The argument of the poet's sanctity is in his poems; and it were tiresome to take the oath in the discredited witness-box of biography in denial of any particular accusation. But the circumstances that made imputation of evil likely and credible form part of the literary history of the period. The Mid-Victorian respectability which Patmore lifted to Parnassus in the " Angel in the House," and which lifted Tennyson to the Peerage, had given way to reaction. Swinburne's showy metres had persuaded the young that bad morality could be good art. Instead of Burns's heavy drinking and light loves, Verlaine and absinthe served for a new argument to confound the squeamish. Verlaine made a fashion, and his tragedy came easily, even to minor poets, and was not altogether impious.

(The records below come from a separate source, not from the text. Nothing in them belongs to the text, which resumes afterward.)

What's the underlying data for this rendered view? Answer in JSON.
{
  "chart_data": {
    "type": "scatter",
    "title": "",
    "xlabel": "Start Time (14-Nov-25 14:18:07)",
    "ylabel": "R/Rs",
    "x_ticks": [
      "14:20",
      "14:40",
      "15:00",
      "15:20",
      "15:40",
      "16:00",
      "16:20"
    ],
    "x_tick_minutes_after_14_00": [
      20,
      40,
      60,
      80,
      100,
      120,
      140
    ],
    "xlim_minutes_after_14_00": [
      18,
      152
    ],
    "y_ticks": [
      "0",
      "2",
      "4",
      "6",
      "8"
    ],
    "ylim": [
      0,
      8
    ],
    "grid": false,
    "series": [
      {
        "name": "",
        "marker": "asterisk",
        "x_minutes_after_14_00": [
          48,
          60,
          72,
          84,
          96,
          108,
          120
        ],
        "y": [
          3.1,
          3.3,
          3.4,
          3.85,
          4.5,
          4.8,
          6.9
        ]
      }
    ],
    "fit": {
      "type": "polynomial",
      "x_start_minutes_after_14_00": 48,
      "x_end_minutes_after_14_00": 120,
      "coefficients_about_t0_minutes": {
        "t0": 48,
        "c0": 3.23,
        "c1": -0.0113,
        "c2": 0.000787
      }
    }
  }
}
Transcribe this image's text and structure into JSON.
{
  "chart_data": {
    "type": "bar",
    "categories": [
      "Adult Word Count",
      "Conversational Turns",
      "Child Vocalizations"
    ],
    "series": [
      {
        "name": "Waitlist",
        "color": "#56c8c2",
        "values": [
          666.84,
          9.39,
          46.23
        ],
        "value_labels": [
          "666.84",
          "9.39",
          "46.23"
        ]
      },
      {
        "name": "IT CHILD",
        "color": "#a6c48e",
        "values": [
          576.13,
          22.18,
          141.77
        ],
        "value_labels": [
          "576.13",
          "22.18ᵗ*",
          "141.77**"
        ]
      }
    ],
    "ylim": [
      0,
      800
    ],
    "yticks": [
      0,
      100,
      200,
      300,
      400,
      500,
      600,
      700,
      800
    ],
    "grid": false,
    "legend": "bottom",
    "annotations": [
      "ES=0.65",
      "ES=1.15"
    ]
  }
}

The young men anxious to fall as he fell were anxious also to share in the depths of his contrition. The duet about commission of sin and contrition for sin had great vogue, and accounts for a deal of the poetry of self-accusation, made, not seldom, in regard to imaginary offences. Contrition was, after all, the main force at work, and, in the naked, truthful, and intense moments of death, this was the ruling passion. The reaction had, after all, been merely a reaction, and not a little genius had been spilled in barren soil. The Church and the Sacraments were at the service of men who had fondly believed that their chief strength was in rebellion, and that they had strayed into ways of loss and salvation peculiar to themselves, but who ended by being sorry.